LLM の思考モード/モデルの制御方法（メモ）

Posted at 2025-08-20

はじめに

LLMで思考モード/モデルがどのように学習されているか知りたく、散文的なメモを残します。

Qwen3 思考モード（Thinking ModeとNon-Thinking Mode）の統合及び Thinking Budgetの導入

参考情報

Abstract （原文）

In this work, we present Qwen3, the latest version of the Qwen model family. Qwen3 comprises a series of large language models (LLMs) designed to advance performance, efficiency, and multilingual capabilities. The Qwen3 series includes models of both dense and Mixture-of-Expert (MoE) architectures, with parameter scales ranging from 0.6 to 235 billion. A key innovation in Qwen3 is the integration of thinking mode (for complex, multi-step reasoning) and non-thinking mode (for rapid, context-driven responses) into a unified framework. This eliminates the need to switch between different models—–such as chat-optimized models (e.g., GPT-4o) and dedicated reasoning models (e.g., QwQ32B)—–and enables dynamic mode switching based on user queries or chat templates. Meanwhile, Qwen3 introduces a thinking budget mechanism, allowing users to allocate computational resources adaptively during inference, thereby balancing latency and performance based on task complexity. Moreover, by leveraging the knowledge from the flagship models, we significantly reduce the computational resources required to build smaller-scale models, while ensuring their highly competitive performance. Empirical evaluations demonstrate that Qwen3 achieves state-of-the-art results across diverse benchmarks, including tasks in code generation, mathematical reasoning, agent tasks, etc., competitive against larger MoE models and proprietary models. Compared to its predecessor Qwen2.5, Qwen3 expands multilingual support from 29 to 119 languages and dialects, enhancing global accessibility through improved cross-lingual understanding and generation capabilities. To facilitate reproducibility and community-driven research and development, all Qwen3 models are publicly accessible under Apache 2.0.

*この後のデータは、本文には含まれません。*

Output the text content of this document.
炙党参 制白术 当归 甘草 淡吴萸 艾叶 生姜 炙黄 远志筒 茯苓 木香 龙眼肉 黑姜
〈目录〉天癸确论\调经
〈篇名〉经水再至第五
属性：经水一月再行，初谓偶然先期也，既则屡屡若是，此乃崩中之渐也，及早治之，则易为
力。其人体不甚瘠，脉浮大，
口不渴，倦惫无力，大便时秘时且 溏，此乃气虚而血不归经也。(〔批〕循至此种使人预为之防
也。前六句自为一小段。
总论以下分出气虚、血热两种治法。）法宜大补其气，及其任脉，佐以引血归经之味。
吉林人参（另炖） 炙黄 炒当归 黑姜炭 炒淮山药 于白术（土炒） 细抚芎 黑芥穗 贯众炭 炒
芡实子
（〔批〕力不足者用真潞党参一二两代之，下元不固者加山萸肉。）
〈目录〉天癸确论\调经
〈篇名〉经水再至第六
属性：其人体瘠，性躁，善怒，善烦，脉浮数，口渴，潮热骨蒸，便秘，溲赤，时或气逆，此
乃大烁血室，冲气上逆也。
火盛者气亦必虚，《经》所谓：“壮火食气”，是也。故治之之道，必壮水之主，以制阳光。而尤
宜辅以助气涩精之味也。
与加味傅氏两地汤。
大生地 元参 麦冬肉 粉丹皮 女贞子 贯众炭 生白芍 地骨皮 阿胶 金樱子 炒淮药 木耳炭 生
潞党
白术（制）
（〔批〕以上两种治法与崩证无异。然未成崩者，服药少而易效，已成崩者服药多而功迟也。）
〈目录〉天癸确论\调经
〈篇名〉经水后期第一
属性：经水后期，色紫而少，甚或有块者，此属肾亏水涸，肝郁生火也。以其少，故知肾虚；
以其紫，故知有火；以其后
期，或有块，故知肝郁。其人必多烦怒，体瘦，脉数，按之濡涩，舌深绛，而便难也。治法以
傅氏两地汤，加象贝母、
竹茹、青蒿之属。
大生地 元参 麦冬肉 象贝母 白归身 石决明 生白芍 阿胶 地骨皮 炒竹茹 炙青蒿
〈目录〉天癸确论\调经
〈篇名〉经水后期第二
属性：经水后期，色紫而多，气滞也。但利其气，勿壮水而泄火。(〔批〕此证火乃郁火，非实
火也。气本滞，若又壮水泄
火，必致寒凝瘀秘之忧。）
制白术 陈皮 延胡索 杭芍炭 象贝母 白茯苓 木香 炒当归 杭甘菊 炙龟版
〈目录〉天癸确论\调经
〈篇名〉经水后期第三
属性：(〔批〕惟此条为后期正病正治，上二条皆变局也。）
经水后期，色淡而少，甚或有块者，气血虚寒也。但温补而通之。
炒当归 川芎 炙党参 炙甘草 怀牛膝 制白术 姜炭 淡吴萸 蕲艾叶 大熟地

Thinking Mode Fusion and General RL

思考モード（Thinking ModeとNon-Thinking Mode）の統合は、事後学習の第3ステージ（Thinking Mode Fusion）と第4ステージ（General RL）で実現しました（下図参照）。

第3ステージ（Thinking Mode Fusion）

第3ステージ（Thinking Mode Fusion）では、思考モードごとに（Thinking ModeとNon-Thinking Modeで）、Chatテンプレートを以下のように切り替えたトレーニングデータを用意してSFTを行いました。

Thinkingの場合の学習データとNon-Thinkingの場合の学習データには以下の違い・特徴があります。
Thinking:

ユーザークエリもしくはシステムプロンプト（下表では省略）にて"/think"フラグを追加
- 一部"/think"フラグを入れないデータも用意する（事前学習で推論モデルになるように学習しているのでdefault（タグ無）ではthinkingするようにする）
推論過程を入れたthinkタグ

Non-Thinking:

ユーザークエリもしくはシステムプロンプト（下表では省略）にて"/no_think"フラグを追加
空のthinkタグ

Thinking と Non-thinking の両方:

複雑なマルチターンの会話に、"/think"フラグと"/no_think"フラグの両方をランダム複数個に挿入し、会話中の最新のフラグに従って出力を返す

このようなデータセットを用いて、二つのモードの使いわけをモデルに学習させました。

また、Thinkタグを出力するように学習したことで、Thinking Budget（全出力トークンの上限）のコントロールがルールベースできるようになりました。Thinking Budgetを設定したうえで一度生成させます。その際、出力トークンが上限を下回ったらそのまま回答に用います。一方、出力トークンが上限を上回ったら、出力トークン中のThinkタグの有無をチェックし、Thinkタグがあればその出力トークンをインプットに続きを生成し、Thinkタグがなければその出力トークンにThinkタグ（と思考をクローズするコメント）をつけてインプットにして続きを生成させます。このようにThinking Budget内で出力を完結できなかった場合は、2段階目の生成で追加のThinkingなしで回答を出させるようにすることでThinking Budgetをきかせています。厳密に、思考のトークン数のみを制限してない点は注意点だと思います。
言葉だとわかりにくいので、Thinking Budgetを導入する際のコーディング方法を参考にするのが良いです。

Thinking Budgetを上げていくことで、Thinking Modeでは推論が重要なタスクでの性能向上が確かにみられています（下図）。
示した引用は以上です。